Berliner Wohnungsmarkt: Reform des Mietspiegels spielt Vermietern in die Karten
Der Senat will die Übersicht über den Wohnungsmarkt objektiver gestalten. Doch gegen steigende Mieten gibt es andere Hilfsmittel. Ein Kommentar.
Heimlich, still und leise hat der Senat ihn vorbereitet, seinen Eingriff in den Mietspiegel. Vermieter und Mieter ziehen mit. Die Arbeitsgruppe ist auf Kurs, die Guerilla-Taktik der Stadtentwicklungssenatorin aufgegangen.
Dass kein Mucks nach außen dringen sollte, hängt mit der Angst vieler Berliner zusammen, ihre Wohnung zu verlieren. Die Mieten steigen so stark wie nirgends sonst im Lande. Auch jetzt schwappt wieder eine Welle von Erhöhungen über die Stadt. Und die Hauseigentümer berufen sich auf den jüngst erschienenen Mietspiegel 2017.
Der Mietspiegel wird von Mietern und Vermietern mitgestaltet
„Mieterhöhungsspiegel“ nennen Aktivisten das Zahlenwerk, das die „ortsübliche Miete“ widerspiegeln soll. Und dass dieses vor allem den Vermietern diene. Das ist falsch, denn auch wenn viel gefeilscht wird bei der Erstellung: In der Arbeitsgruppe sind Mieter ebenso vertreten wie Vermieter. Und das Ergebnis wurde nach dessen Erarbeitung nicht etwa von den Mietern angefochten, sondern von den Vermietern. Angeblich spiegeln die geringen Mieten nicht den Markt wider.
Zuletzt hatte das der Chef der Wohnungsgesellschaft Deutsche Wohnen wortgewandt im Abgeordnetenhaus erklärt – und beeindruckte damit offensichtlich Stadtentwicklungssenatorin Katrin Lompscher. Die Aktiengesellschaft hatte zuvor auch vor Gericht wiederholt den Mietspiegel attackiert. Ohne Erfolg. Vor allem die Bewertung der Wohnlagen erzürnt die Unternehmer.

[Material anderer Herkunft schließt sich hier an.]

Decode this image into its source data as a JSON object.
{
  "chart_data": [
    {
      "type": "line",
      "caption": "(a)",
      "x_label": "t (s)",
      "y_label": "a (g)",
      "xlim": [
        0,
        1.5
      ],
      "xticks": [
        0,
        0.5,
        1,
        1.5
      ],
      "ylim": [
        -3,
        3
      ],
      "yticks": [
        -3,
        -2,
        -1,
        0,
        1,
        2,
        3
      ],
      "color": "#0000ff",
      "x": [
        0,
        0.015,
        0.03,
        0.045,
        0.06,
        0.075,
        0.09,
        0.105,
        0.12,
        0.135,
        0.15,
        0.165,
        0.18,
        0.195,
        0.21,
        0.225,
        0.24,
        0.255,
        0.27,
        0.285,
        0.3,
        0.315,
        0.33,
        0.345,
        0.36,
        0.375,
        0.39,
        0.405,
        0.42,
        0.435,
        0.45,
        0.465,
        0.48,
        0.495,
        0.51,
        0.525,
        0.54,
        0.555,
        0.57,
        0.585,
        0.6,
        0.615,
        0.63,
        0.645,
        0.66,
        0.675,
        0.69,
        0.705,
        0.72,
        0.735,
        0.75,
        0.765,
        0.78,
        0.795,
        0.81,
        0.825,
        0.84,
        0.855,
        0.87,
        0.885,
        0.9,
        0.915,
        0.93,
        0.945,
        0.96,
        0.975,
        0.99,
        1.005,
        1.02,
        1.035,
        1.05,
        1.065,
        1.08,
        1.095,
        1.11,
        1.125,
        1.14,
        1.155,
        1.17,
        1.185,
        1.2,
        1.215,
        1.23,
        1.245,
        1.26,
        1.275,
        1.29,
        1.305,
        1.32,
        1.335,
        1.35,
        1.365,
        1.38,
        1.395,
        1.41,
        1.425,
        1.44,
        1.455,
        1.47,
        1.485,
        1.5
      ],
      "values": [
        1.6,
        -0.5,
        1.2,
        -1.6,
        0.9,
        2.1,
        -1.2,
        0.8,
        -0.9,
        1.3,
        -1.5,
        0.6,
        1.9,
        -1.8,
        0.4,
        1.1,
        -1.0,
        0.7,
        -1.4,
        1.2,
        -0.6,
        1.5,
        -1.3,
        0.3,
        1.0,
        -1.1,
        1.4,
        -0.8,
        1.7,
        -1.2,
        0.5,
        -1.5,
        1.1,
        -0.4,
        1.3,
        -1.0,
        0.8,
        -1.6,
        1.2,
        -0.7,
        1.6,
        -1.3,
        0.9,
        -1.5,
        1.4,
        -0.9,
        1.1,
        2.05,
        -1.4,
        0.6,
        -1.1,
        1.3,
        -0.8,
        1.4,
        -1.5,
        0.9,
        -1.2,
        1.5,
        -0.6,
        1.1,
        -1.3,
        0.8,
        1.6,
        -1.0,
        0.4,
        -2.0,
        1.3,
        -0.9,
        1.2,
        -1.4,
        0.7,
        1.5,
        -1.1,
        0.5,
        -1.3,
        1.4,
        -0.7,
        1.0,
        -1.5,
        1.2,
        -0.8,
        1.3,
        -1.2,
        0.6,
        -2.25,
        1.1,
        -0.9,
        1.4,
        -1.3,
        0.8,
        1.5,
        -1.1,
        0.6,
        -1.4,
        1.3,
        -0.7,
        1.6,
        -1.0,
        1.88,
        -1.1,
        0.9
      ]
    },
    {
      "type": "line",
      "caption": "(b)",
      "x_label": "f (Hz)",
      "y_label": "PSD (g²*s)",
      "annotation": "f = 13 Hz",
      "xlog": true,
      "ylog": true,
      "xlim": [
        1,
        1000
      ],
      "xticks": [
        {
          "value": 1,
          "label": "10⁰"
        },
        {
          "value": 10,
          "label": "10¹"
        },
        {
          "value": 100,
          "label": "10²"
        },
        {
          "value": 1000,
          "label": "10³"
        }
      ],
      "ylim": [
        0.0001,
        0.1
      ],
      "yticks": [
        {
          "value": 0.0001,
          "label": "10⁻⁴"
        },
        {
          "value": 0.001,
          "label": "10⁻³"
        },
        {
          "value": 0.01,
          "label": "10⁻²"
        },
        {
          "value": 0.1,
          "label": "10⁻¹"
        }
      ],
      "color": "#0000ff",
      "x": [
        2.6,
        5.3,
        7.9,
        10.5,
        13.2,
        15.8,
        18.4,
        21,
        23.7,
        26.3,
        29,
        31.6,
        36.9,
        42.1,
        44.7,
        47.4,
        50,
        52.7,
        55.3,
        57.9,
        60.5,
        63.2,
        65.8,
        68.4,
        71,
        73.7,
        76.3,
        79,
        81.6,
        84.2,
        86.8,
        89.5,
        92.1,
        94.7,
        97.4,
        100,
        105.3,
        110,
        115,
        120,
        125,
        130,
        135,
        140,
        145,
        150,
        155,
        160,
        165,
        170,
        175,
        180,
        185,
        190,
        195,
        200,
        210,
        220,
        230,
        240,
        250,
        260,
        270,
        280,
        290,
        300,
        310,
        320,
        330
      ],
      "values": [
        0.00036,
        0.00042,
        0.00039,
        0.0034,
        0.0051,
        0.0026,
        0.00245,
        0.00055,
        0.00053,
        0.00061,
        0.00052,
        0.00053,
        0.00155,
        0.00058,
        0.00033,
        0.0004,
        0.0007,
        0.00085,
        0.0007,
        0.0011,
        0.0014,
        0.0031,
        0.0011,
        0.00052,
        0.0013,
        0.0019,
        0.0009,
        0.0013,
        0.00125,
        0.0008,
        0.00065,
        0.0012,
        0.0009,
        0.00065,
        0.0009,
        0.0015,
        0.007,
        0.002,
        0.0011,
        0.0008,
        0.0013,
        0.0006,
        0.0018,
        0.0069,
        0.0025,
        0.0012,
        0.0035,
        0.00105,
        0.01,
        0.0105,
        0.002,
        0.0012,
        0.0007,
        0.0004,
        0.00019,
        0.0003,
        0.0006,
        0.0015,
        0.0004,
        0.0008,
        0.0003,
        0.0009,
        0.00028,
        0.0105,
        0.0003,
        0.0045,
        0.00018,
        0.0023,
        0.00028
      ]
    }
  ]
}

„Objektive“ Indikatoren sollen diese Einstufung nun „rechtssicher“ machen. Nur: Auch Indikatoren werden ausgehandelt. Es lässt sich leicht voraussagen, dass Vermieter den neuen „objektiven“ Mietspiegel wieder nicht unterzeichnen werden, wenn er ihnen nicht genug Spielraum für Mieterhöhungen bietet. Zumal es objektiv an Wohnraum mangelt. Und der Mietspiegel dies in der Dramatik keineswegs berücksichtigt. Die Vermieter können nur gewinnen.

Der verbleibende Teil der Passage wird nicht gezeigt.